PAGE 12
The Twins Of Table Mountain
by
Mornie flung his arm away from her with a passionate gesture. “THEY here!–picnicking HERE!–those people HERE!”
“Yes,” said Rand, unconsciously a little ashamed. “They came here accidentally.”
Mornie’s quick passion had subsided: she had sunk again wearily and helplessly on a rock beside him. “I suppose,” she said, with a weak laugh–“I suppose, they talked of ME. I suppose they told you how, with their lies and fair promises, they tricked me out, and set me before an audience of brutes and laughing hyenas to make merry over. Did they tell you of the insults that I received?–how the sins of my parents were flung at me instead of bouquets? Did they tell you they could have spared me this, but they wanted the few extra dollars taken in at the door? No!”
“They said nothing of the kind,” replied Rand surlily.
“Then you must have stopped them. You were horrified enough to know that I had dared to take the only honest way left me to make a living. I know you, Randolph Pinkney! You’d rather see Joaquin Muriatta, the Mexican bandit, standing before you to-night with a revolver, than the helpless, shamed, miserable Mornie Nixon. And you can’t help yourself, unless you throw me over the cliff. Perhaps you’d better,” she said, with a bitter laugh that faded from her lips as she leaned, pale and breathless, against the bowlder.
“Ruth will tell you–” began Rand.
“D–n Ruth!”
Rand turned away.
“Stop!” she said suddenly, staggering to her feet. “I’m sick–for all I know, dying. God grant that it may be so! But, if you are a man, you will help me to your cabin–to some place where I can lie down NOW, and be at rest. I’m very, very tired.”
She paused. She would have fallen again; but Rand, seeing more in her face than her voice interpreted to his sullen ears, took her sullenly in his arms, and carried her to the cabin. Her eyes glanced around the bright party-colored walls, and a faint smile came to her lips as she put aside her bonnet, adorned with a companion pinion of the bright wings that covered it.
“Which is Ruth’s bed?” she asked.
Rand pointed to it.
“Lay me there!”
Rand would have hesitated, but, with another look at her face, complied.
She lay quite still a moment. Presently she said, “Give me some brandy or whiskey!”
Rand was silent and confused.
“I forgot,” she added half bitterly. “I know you have not that commonest and cheapest of vices.”
She lay quite still again. Suddenly she raised herself partly on her elbow, and in a strong, firm voice, said, “Rand!”
“Yes, Mornie.”
“If you are wise and practical, as you assume to be, you will do what I ask you without a question. If you do it AT ONCE, you may save yourself and Ruth some trouble, some mortification, and perhaps some remorse and sorrow. Do you hear me?”
“Yes.”
“Go to the nearest doctor, and bring him here with you.”
“But YOU!”
Her voice was strong, confident, steady, and patient. “You can safely leave me until then.”
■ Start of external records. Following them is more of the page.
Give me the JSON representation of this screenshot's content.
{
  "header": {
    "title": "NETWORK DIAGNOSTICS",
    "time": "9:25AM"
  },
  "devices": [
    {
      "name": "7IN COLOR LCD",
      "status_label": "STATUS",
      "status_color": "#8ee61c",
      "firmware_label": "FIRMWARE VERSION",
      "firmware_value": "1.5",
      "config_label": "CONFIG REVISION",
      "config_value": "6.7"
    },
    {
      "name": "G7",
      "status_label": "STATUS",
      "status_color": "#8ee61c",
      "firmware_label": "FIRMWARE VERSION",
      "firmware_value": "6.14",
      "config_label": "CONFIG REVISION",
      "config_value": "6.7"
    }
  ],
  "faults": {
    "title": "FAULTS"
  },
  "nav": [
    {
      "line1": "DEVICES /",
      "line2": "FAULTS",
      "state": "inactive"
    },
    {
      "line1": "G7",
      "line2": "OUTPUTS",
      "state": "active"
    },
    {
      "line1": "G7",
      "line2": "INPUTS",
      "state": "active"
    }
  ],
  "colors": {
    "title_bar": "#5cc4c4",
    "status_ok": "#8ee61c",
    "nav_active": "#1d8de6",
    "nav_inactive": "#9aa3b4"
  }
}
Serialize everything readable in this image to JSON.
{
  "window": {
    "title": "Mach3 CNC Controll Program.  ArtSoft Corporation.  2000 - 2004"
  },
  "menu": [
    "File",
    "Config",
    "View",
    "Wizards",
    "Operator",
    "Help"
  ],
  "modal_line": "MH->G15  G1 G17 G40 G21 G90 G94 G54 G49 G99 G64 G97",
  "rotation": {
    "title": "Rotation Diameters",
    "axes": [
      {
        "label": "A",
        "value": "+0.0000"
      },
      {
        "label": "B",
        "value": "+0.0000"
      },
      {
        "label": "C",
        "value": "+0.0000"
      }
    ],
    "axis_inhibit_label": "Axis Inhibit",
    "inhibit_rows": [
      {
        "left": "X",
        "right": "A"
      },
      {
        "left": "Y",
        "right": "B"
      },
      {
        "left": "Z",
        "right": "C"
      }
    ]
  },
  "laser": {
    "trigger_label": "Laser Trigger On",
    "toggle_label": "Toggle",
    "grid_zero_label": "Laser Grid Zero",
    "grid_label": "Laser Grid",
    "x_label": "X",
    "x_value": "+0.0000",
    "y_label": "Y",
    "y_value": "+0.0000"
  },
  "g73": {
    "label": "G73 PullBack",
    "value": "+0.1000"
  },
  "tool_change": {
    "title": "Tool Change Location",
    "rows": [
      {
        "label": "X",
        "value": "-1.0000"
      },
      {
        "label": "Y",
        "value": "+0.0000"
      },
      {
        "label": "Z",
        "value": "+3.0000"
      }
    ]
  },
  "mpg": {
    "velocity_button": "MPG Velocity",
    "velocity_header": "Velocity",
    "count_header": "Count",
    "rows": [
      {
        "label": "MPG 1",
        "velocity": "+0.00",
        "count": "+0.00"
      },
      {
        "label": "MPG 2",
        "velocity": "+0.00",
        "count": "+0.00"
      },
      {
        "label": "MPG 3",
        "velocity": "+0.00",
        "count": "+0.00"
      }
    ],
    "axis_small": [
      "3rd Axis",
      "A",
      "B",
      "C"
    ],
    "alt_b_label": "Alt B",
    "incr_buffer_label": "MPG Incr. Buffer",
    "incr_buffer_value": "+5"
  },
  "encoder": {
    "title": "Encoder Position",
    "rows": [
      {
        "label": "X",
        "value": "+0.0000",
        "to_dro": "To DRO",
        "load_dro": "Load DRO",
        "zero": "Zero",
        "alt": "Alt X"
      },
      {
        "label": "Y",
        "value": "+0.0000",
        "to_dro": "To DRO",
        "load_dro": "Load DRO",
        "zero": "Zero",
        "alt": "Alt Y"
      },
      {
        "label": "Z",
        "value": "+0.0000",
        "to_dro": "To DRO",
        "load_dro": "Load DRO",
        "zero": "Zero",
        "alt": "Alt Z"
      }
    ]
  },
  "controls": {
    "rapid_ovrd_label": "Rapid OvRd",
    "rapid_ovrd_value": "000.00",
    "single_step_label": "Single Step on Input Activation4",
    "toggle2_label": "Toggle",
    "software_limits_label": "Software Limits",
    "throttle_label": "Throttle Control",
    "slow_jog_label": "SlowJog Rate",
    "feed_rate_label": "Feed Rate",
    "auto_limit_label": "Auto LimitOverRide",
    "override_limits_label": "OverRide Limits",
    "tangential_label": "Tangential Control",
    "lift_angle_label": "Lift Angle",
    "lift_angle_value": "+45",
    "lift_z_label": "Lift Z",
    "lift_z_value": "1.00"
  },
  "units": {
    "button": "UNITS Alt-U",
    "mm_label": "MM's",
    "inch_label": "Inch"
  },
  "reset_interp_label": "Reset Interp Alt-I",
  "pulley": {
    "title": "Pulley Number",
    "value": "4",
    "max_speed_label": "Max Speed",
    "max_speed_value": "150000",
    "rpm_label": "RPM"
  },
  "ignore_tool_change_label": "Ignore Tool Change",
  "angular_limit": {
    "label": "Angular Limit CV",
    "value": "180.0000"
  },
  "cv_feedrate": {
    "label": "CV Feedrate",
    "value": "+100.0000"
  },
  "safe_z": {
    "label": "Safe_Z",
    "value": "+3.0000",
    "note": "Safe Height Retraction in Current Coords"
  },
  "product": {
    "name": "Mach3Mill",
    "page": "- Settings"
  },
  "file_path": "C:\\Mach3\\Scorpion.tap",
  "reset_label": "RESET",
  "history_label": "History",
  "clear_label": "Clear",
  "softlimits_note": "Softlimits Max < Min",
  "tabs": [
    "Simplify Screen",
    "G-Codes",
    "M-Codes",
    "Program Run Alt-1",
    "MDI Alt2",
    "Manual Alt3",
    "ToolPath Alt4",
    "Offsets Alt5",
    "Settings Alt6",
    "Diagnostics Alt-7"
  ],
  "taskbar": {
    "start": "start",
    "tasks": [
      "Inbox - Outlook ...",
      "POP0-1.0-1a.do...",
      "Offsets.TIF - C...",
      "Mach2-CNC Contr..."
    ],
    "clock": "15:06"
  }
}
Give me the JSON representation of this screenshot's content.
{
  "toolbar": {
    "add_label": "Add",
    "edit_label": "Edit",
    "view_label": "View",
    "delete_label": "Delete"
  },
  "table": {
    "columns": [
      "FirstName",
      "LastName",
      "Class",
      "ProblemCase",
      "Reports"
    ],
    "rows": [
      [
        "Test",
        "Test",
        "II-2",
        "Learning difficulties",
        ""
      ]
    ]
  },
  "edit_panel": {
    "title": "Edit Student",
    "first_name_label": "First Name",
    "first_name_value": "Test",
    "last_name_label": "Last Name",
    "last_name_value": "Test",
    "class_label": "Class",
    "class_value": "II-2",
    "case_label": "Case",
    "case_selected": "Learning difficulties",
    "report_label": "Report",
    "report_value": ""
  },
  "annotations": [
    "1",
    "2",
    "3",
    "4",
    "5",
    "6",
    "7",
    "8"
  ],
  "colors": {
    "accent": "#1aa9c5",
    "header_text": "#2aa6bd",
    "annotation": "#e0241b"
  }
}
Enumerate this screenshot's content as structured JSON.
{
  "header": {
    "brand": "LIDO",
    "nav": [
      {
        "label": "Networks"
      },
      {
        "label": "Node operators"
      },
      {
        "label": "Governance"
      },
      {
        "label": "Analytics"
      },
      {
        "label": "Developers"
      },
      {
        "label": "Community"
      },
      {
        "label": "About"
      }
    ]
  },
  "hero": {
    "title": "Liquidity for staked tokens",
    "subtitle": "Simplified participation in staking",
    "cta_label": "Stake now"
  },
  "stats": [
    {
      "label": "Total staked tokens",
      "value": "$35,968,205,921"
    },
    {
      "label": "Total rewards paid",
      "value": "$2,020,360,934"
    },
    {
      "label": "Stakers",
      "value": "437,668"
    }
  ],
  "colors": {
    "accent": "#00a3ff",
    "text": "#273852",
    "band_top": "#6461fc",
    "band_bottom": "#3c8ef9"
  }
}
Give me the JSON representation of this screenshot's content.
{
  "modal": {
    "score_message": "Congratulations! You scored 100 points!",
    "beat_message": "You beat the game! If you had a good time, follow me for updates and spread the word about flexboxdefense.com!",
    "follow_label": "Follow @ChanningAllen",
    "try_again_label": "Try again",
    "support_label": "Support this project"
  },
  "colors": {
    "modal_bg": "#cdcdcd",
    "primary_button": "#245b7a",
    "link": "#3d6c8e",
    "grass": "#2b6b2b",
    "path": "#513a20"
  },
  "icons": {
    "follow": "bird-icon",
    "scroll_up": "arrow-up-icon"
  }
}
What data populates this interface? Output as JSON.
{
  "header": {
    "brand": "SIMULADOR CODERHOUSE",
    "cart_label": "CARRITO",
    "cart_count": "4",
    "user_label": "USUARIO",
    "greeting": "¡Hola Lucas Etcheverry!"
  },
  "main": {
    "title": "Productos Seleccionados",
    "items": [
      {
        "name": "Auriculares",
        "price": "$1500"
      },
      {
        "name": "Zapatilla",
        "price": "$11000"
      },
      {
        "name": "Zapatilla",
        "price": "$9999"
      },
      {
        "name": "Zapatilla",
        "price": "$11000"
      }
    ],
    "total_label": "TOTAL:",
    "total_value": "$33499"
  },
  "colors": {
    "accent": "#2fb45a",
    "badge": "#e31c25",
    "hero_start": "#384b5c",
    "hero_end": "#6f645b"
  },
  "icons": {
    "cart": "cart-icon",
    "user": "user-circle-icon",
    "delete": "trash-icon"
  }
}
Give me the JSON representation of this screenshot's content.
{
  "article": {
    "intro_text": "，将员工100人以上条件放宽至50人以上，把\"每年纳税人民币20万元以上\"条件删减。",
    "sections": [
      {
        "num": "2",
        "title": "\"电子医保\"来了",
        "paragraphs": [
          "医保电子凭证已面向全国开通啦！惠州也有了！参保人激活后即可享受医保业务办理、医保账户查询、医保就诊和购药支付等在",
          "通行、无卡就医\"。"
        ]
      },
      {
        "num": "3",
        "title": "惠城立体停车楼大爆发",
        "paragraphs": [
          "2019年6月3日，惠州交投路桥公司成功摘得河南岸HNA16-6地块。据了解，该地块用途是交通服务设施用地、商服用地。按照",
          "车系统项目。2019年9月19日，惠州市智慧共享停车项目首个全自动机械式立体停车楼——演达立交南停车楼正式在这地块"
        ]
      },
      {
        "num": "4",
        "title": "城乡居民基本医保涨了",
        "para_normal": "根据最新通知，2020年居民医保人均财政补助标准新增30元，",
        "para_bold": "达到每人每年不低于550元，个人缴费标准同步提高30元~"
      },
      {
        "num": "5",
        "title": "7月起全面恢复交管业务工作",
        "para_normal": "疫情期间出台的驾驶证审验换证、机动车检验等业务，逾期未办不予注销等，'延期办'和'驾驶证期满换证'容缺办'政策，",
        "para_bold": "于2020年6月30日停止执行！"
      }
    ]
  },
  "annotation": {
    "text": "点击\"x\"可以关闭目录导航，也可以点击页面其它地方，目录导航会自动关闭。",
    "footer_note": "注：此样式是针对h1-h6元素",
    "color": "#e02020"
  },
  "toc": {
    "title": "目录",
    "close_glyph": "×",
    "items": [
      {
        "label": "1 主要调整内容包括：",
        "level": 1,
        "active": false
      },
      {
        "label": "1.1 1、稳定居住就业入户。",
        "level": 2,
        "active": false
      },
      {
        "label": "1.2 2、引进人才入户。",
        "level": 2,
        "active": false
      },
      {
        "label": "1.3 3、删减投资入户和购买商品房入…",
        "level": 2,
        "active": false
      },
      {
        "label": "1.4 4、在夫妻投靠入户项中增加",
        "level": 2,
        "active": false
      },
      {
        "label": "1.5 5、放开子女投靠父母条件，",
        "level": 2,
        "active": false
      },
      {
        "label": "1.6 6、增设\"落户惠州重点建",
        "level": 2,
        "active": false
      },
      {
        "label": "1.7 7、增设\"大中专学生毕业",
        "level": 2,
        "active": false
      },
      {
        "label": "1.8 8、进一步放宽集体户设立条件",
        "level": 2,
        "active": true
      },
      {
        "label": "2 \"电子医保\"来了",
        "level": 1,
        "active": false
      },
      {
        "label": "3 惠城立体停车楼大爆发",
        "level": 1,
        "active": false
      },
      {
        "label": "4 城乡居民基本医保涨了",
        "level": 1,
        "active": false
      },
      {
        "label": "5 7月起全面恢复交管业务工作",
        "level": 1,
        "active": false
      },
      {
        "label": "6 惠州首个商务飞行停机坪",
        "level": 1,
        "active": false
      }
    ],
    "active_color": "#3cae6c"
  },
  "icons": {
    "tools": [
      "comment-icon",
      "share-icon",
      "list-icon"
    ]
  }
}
In another moment Rand was plunging down the “slide.” But it was past midnight when he struggled over the last bowlder up the ascent, dragging the half-exhausted medical wisdom of Brown’s Ferry on his arm.
“I’ve been gone long, doctor,” said Rand feverishly, “and she looked SO death-like when I left. If we should be too late!”
The doctor stopped suddenly, lifted his head, and pricked his ears like a hound on a peculiar scent. “We ARE too late,” he said, with a slight professional laugh.
Indignant and horrified, Rand turned upon him.
“Listen,” said the doctor, lifting his hand.
Rand listened, so intently that he heard the familiar moan of the river below; but the great stony field lay silent before him. And then, borne across its bare barren bosom, like its own articulation, came faintly the feeble wail of a new-born babe.
III.
STORM.
The doctor hurried ahead in the darkness. Rand, who had stopped paralyzed at the ominous sound, started forward again mechanically; but as the cry arose again more distinctly, and the full significance of the doctor’s words came to him, he faltered, stopped, and, with cheeks burning with shame and helpless indignation, sank upon a stone beside the shaft, and, burying his face in his hands, fairly gave way to a burst of boyish tears. Yet even then the recollection that he had not cried since, years ago, his mother’s dying hands had joined his and Ruth’s childish fingers together, stung him fiercely, and dried his tears in angry heat upon his cheeks.